A New Day To Celebrate With Beer
Yesterday marked the 78th anniversary of the 21st Amendment’s ratification. If you do not carry a pocket-sized U.S. Constitution like I do, this amendment repealed the 18th Amendment, or the one that established Prohibition. In case you missed Ken Burns’ PBS mini-series on the subject a few months ago, the mandate prohibited “the manufacture, sale, or transportation of intoxicating liquors within…the United States.”
The social media and blogosphere worlds buzzed yesterday with cheers of “Happy Repeal Day” and “drink a beer to celebrate the end of Prohibition.” Bars and bottle shops hosted tastings and offered specials to commemorate December 5, 1933. What most craft beer enthusiasts fail to realize, however, is that beer became legal in the United States much earlier that same year on March 22.
To be more accurate, that date marks the legalization of some beer. The 18th Amendment, which was ratified in 1918, never defined “intoxicating liquors” or provided penalties for violating its mandates. The amendment left these details to Congress and the states to decide.
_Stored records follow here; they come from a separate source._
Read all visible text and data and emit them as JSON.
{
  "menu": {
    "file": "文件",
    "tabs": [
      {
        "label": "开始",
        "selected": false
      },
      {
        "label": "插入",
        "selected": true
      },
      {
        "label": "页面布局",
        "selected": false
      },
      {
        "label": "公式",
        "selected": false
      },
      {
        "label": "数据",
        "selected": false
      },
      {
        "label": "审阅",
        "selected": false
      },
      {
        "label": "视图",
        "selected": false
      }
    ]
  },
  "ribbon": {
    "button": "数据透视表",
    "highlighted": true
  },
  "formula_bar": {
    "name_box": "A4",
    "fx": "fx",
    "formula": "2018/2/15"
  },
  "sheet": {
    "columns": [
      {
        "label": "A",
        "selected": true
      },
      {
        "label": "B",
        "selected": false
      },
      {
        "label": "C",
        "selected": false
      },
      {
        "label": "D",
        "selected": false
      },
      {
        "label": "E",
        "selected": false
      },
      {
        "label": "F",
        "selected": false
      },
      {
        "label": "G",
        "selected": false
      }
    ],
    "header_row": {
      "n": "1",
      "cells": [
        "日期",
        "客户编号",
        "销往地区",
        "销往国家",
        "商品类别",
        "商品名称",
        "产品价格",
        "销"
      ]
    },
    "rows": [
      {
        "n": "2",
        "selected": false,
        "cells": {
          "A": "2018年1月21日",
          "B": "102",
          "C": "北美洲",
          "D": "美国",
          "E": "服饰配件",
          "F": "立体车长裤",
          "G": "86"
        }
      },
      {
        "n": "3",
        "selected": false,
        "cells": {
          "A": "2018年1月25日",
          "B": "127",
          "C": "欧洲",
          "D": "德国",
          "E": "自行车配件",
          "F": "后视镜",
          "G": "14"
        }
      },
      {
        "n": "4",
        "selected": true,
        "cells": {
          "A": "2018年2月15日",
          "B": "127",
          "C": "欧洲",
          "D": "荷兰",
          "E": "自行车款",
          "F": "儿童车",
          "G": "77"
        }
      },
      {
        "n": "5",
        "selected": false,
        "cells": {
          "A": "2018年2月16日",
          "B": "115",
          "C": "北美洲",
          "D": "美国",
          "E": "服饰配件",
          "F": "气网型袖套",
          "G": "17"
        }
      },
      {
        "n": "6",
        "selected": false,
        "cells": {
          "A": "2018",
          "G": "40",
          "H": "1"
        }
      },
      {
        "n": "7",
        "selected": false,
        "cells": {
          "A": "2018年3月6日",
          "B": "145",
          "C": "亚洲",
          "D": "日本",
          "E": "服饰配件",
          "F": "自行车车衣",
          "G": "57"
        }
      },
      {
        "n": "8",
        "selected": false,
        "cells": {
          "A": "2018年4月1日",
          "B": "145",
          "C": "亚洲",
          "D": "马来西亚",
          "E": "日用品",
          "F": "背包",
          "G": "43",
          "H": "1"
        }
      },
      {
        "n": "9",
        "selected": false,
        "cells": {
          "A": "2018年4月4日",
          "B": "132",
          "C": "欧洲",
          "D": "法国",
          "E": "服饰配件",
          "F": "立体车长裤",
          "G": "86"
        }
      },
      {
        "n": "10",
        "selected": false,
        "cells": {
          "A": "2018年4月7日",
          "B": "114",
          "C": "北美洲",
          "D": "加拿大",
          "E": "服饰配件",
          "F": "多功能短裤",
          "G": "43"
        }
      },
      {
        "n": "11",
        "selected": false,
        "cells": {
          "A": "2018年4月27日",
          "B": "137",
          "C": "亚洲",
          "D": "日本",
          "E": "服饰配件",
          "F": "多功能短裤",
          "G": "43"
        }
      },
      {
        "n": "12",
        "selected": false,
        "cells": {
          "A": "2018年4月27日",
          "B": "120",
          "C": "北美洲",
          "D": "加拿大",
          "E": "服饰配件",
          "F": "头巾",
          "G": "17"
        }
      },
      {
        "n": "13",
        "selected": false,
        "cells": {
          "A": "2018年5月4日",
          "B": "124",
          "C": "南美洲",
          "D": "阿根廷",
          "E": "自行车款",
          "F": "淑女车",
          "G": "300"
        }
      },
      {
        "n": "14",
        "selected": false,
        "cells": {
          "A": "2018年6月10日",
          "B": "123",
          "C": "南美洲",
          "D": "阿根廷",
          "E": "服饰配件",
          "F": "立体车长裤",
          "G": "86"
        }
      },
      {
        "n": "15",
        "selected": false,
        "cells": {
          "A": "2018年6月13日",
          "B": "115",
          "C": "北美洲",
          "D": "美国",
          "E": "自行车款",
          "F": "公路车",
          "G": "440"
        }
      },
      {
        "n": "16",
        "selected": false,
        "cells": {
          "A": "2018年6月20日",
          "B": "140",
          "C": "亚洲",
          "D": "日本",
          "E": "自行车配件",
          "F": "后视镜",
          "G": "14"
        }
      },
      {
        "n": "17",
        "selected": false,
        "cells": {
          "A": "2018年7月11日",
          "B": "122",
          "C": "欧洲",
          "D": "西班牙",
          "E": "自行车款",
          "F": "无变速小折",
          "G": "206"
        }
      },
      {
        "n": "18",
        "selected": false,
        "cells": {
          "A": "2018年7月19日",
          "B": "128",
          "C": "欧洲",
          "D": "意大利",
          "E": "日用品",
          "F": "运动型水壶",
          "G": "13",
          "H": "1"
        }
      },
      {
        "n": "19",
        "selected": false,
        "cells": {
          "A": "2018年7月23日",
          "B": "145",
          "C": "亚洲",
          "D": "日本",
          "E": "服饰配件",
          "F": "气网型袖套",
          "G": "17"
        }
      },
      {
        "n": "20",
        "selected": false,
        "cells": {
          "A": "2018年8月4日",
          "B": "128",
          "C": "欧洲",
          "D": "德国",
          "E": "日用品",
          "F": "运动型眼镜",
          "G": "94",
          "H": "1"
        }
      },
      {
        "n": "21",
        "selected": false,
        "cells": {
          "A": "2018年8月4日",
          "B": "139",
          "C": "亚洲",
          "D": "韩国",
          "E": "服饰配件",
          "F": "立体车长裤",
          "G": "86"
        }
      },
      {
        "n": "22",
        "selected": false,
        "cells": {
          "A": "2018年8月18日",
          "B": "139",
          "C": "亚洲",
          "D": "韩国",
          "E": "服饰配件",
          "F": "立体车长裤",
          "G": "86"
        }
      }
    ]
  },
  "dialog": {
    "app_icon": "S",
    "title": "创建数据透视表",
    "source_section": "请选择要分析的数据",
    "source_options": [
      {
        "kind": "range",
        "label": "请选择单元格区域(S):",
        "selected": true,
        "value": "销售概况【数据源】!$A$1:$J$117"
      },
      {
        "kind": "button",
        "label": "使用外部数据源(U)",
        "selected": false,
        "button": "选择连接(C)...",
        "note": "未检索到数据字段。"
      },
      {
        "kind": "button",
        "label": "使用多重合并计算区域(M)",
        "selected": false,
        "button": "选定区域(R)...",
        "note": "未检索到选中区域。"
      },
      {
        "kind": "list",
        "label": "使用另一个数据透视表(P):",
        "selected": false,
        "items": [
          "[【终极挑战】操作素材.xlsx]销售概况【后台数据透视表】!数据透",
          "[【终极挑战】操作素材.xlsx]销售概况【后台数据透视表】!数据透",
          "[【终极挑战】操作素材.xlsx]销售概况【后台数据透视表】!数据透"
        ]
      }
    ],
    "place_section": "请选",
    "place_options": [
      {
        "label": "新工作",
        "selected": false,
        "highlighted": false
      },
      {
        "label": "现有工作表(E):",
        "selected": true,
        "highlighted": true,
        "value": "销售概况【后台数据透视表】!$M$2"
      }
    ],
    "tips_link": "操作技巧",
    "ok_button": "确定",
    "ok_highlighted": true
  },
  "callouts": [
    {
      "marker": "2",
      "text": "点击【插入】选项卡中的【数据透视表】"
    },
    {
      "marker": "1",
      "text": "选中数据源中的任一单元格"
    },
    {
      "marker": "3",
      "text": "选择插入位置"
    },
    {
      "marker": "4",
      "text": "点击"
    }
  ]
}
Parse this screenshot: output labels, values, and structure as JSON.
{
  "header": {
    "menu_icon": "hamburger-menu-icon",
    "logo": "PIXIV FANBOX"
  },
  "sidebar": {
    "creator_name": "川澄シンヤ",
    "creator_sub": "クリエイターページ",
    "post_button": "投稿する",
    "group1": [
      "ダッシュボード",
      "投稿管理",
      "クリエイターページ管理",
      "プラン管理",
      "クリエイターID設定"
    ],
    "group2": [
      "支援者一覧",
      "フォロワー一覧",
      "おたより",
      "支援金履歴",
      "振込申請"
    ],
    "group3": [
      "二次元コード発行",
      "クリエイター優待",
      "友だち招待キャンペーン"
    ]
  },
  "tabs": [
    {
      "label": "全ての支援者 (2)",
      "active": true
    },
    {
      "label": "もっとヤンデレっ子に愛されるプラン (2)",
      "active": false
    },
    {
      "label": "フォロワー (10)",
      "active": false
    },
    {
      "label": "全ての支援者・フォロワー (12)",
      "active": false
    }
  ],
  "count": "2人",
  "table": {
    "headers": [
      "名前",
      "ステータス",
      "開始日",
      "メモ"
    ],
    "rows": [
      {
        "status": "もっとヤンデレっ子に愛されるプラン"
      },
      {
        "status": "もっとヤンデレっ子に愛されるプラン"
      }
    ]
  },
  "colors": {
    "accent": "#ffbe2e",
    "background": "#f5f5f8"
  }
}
Consequently, the House and Senate, overriding President Woodrow Wilson’s veto, enacted the Volstead Act in 1919, which defined “intoxicating liquors” as any beverage having more than 0.5% alcohol by volume (“ABV”).
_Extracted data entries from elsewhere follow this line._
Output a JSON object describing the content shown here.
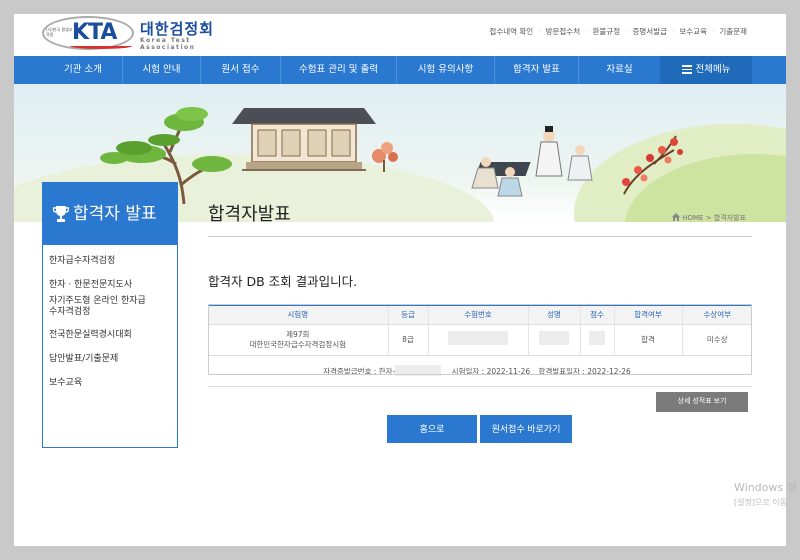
{
  "logo": {
    "kta": "KTA",
    "name": "대한검정회",
    "eng": "Korea Test Association",
    "small": "(사)한국 평생교육원"
  },
  "util_links": [
    "접수내역 확인",
    "방문접수처",
    "환불규정",
    "증명서발급",
    "보수교육",
    "기출문제"
  ],
  "nav": {
    "items": [
      "기관 소개",
      "시험 안내",
      "원서 접수",
      "수험표 관리 및 출력",
      "시험 유의사항",
      "합격자 발표",
      "자료실"
    ],
    "all_menu": "전체메뉴"
  },
  "sidebar": {
    "title": "합격자 발표",
    "items": [
      "한자급수자격검정",
      "한자 · 한문전문지도사",
      "자기주도형 온라인 한자급수자격검정",
      "전국한문실력경시대회",
      "답안발표/기출문제",
      "보수교육"
    ]
  },
  "page": {
    "title": "합격자발표",
    "breadcrumb_home": "HOME",
    "breadcrumb_sep": ">",
    "breadcrumb_current": "합격자발표",
    "result_title": "합격자 DB 조회 결과입니다."
  },
  "table": {
    "headers": [
      "시험명",
      "등급",
      "수험번호",
      "성명",
      "점수",
      "합격여부",
      "수상여부"
    ],
    "row": {
      "exam_line1": "제97회",
      "exam_line2": "대한민국한자급수자격검정시험",
      "grade": "8급",
      "pass": "합격",
      "award": "미수상"
    },
    "footer": {
      "cert_label": "자격증발급번호 : 한자-",
      "date_label": "시험일자 : 2022-11-26",
      "announce_label": "합격발표일자 : 2022-12-26"
    }
  },
  "buttons": {
    "detail": "상세 성적표 보기",
    "home": "홈으로",
    "apply": "원서접수 바로가기"
  },
  "watermark": {
    "line1": "Windows 정",
    "line2": "[설정]으로 이동"
  },
  "colors": {
    "primary": "#2a78cf",
    "button_gray": "#7a7a7a"
  }
}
Several years later, the relaxation of Prohibition laws were a major part of the Democratic Party’s platform during the 1932 election. More specifically, President Franklin D. Roosevelt wanted to amend the cap on alcoholic beverages in the Volstead Act from 0.5% ABV to 3.2% ABV, a number that corresponded with the ABV of most pre-Prohibition beer. A quick vote by the House and Senate led to FDR signing this legislation, called the Beer and Wine Revenue Act, on March 22, 1933. The Act created hundreds of new brewery jobs and raised millions in tax revenue in just a few days and was followed by the repeal of Prohibition all together on December 5.
While celebrating the legalization of all beer, regardless of its ABV (unless your state still has a cap), was all good and fun yesterday, the passage of the Beer and Wine Revenue Act on March 22 was just as momentous an occasion in beer history because it acted as the gateway to the unbridled ABVs of today—from Abner Drury Brewery’s 3.2% ABV beer in the age of the New Deal to Brewdog‘s 55% ABV freeze-distilled The End of History in 2010.
Next year, in addition to Repeal Day, International IPA Day, International Stout Day, and any other holiday created as a justification to drink beer (as if you need a reason), I plan to celebrate “Beer and Wine Revenue Act Day” on March 22. It may be difficult to find beer today containing 3.2% ABV or less, but lower-alcohol beers have become more popular lately, with Mikkeller releasing its 2.4% ABV Drink’in the Sun and Jester King introducing its Le Petit Prince Farmhouse Table Beer at 2.8% ABV.
Regardless of what day it is, I’m happy that I can legally buy craft beer at my local bottle shop to enjoy in the comfort of my own home and glad that I’m able to share a pint with friends at the bar down the street without the fear of being arrested. I also thank FDR and others for not limiting me to 0.5% ABV beer.